2. Compelling Content
Study your audience and learn what interests them. For example, at NPPD, Gilliland noticed that sharing auction results not only keeps management informed of sales performance but also helps create higher anticipation among most recipients to read the newsletter.

“We have auctions about every six months, where we remarket our old assets. So, in our newsletter, we include what we sold and how much money it brought, which is extremely popular with end users. They’re curious and love to see how much their old trucks sold for,” Gilliland said.

Another important component of the newsletter is fleet performance data, which is especially valuable to senior management. “We benchmark fleets and compare how we perform as a fleet to those benchmarks,” Gilliland said. “The newsletter links to our performance dashboards to show where we are doing well and where we’re not as a company – such as idle time, cost per mile, cost per hour and all that type of stuff.”

And from time to time, change things up to keep it interesting, Gilliland advised. “About every year or two, we like to change the top portion of the newsletter just to mix it up so that people aren’t looking at the same thing all the time. We move around the different icons and different things like that.”

3. Interactivity
How do you know if email recipients are really consuming the content? One tip that has worked well for NPPD is to include trivia.

“Occasionally we’ll put an interactive trivia question in one of the documents that is linked within the newsletter. Then we know, based on how many responses to that question, how our readership is. Then we do a drawing based on the respondents. Those who answered correctly will be put into a drawing.
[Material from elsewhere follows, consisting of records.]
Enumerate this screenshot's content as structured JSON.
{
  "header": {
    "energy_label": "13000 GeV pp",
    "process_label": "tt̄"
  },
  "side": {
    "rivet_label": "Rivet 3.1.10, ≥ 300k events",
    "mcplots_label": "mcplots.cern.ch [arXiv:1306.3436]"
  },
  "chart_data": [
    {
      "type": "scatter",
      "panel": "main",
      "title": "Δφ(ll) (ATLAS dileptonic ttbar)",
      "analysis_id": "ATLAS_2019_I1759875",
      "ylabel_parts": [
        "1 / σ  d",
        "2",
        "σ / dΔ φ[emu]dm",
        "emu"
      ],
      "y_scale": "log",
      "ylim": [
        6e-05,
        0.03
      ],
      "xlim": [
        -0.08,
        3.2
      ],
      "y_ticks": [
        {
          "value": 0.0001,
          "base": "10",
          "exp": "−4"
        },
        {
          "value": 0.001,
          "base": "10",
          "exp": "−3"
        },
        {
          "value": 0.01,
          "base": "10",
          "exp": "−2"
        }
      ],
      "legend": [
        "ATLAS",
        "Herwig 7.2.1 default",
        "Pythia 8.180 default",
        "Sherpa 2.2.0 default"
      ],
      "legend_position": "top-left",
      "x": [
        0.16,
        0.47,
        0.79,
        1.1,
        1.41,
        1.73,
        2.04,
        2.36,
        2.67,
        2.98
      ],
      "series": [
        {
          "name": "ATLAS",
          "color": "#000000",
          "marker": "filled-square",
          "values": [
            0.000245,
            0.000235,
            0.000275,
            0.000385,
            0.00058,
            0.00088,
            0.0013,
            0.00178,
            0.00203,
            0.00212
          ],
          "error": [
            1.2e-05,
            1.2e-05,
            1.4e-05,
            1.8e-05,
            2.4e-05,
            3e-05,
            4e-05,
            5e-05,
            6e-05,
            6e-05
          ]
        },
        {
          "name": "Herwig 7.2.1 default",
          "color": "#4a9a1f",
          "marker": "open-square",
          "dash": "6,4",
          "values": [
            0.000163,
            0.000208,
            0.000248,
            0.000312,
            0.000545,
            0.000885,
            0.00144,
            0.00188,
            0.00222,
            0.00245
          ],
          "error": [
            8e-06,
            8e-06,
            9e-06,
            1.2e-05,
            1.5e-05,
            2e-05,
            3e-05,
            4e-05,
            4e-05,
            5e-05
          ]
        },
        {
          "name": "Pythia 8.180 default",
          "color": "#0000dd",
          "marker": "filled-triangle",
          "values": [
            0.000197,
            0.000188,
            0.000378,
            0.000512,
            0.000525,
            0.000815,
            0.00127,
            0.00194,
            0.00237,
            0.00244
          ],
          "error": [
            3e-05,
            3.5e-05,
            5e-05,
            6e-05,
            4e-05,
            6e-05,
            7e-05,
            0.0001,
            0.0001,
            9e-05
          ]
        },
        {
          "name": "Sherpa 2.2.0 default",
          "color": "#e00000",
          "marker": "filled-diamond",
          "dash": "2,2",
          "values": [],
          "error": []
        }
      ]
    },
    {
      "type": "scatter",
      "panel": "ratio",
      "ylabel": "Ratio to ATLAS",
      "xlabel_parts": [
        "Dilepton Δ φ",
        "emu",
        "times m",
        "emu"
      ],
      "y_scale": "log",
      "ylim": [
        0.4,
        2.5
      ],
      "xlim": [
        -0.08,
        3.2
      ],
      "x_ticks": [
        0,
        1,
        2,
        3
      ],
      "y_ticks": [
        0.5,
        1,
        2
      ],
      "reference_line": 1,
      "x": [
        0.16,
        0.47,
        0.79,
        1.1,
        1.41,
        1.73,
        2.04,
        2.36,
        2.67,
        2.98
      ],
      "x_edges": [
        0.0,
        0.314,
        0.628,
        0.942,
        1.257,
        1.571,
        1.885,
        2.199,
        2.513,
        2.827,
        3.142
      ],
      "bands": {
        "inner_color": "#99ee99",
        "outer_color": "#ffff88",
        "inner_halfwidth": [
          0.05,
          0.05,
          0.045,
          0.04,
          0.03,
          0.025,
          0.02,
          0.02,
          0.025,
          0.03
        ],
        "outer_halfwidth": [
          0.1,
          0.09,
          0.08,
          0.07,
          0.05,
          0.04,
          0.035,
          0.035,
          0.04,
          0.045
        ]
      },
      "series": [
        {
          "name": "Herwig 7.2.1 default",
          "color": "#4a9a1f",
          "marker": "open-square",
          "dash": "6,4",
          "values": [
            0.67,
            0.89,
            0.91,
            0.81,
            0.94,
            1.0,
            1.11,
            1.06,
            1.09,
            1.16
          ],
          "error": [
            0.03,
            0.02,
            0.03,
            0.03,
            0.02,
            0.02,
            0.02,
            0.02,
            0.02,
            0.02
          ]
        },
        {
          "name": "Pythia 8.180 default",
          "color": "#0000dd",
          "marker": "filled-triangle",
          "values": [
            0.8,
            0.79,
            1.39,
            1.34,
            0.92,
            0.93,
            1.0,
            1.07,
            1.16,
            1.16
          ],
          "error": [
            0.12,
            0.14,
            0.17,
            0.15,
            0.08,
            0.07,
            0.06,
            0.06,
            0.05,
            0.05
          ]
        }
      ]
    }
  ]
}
We draw their name out of a hat, and they can win some prizes,” Gilliland said.

Another idea for driving high reader engagement is to periodically include a survey with the newsletter. “About every third month, we’ll include a survey where we ask a variety of questions,” Gilliland said. “Anytime that we want to do a change in practice or vehicle specifications, we’ll take the temperature of our customers with that survey.”

Execution
Putting together a monthly email newsletter that people want to read can take a lot of thought and time to successfully execute. So, how can you do it in a way that doesn’t overburden you and your staff?

“As far as implementation, first of all, my advice would be to research what is already out there so you’re not reinventing the wheel,” Gilliland said. “Look at a lot of different options, a lot of different communication techniques, and then find what is not only best for your company, but what fits your business unit the best. You’ve got to have the personnel that can support this. And you have to match the media to their skill set. You certainly don’t want to take this on in some sort of PowerPoint if you don’t have anybody that knows how to do PowerPoint.”

How does NPPD do it?

“My leadership team will draft the articles, which are then sent to my assistant who assembles the newsletter,” Gilliland said. “She makes sure the tone is right – that the content doesn’t come across as inflammatory or accusatory, especially if we’re dealing with safety issues where somebody might have goofed up. And then I serve as the editor. I will pick some articles, shuffle them around in order, change some of the verbiage, language, syntax, and then it gets sent out.”

Gilliland stresses that teamwork is essential to successful execution. “I think that our team’s influence, impact and position within the company are largely attributed to this communication tool. Yet it wouldn’t be possible without the team. There is no doubt that we are where we are due to the team that I have.”


Sean M. Lyden

Sean M. Lyden is the editor of Utility Fleet Professional magazine.